These Three American Heroes Almost Singlehandedly Got the Constitution Ratified

These Three American Heroes Almost Singlehandedly Got the Constitution Ratified

Larry Holzwarth - February 28, 2022

These Three American Heroes Almost Singlehandedly Got the Constitution Ratified
Hamilton went to the Constitutional Convention as an authority on finance and trade. Wikimedia

6. Alexander Hamilton was unsure of his own ancestry

Unlike James Madison, who came from a distinguished Virginia family, Alexander Hamilton was born out-of-wedlock. The year of his birth, on the island of Nevis, is uncertain. His mother was a bigamist, and her death left Hamilton and his brother, James, orphaned. Their father had abandoned them some time before. By the late 1760s, Hamilton worked for an import-export firm in New York, operating out of various Caribbean ports. Because of the circumstances of his birth, Hamilton could not be educated in the schools of the Church of England. He largely educated himself through reading, supplemented by a private tutor. In 1772 he moved to New York, where he undertook to prepare himself to enter King’s College, today’s Columbia University. He served with Washington during the American Revolution, spending four years of the war as the General’s chief aide.

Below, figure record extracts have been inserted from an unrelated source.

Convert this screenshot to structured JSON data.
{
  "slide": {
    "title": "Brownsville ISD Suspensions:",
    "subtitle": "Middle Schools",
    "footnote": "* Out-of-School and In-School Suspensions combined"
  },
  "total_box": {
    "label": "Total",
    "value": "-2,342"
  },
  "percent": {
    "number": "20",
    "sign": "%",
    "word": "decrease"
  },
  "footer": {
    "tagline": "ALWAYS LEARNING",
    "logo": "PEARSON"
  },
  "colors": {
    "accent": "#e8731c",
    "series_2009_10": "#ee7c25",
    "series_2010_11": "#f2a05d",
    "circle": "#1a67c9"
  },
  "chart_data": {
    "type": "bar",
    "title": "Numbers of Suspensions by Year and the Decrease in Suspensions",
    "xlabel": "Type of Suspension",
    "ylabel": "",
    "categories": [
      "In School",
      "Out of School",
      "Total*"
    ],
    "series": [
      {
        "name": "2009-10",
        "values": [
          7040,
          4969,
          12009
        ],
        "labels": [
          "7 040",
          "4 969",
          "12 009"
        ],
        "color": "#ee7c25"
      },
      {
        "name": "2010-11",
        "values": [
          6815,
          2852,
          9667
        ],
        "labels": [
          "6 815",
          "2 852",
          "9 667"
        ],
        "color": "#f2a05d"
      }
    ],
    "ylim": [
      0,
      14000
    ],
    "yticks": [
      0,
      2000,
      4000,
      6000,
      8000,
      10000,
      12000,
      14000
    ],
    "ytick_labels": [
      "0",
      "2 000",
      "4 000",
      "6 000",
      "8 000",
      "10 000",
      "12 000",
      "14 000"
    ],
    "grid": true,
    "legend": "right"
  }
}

After returning to New York following the victory at Yorktown Hamilton studied for several months before passing the bar exam in 1782. In 1784 he founded the Bank of New York. He went to the Constitutional Convention well-versed in finance, law, and the weakness of the federal government under the Articles of Confederation. He became one of the earliest supporters of the Virginia Plan, and an ardent supporter of the draft constitution submitted to the states for ratification in 1787. The convention kept no minutes of its debates, all that was left to posterity were the notes kept by its delegates which have survived. Madison kept meticulous, extensive notes, over 100 pages. Hamilton’s are less so, though from the essays which followed arguing in support of ratification his position during the convention can be readily inferred.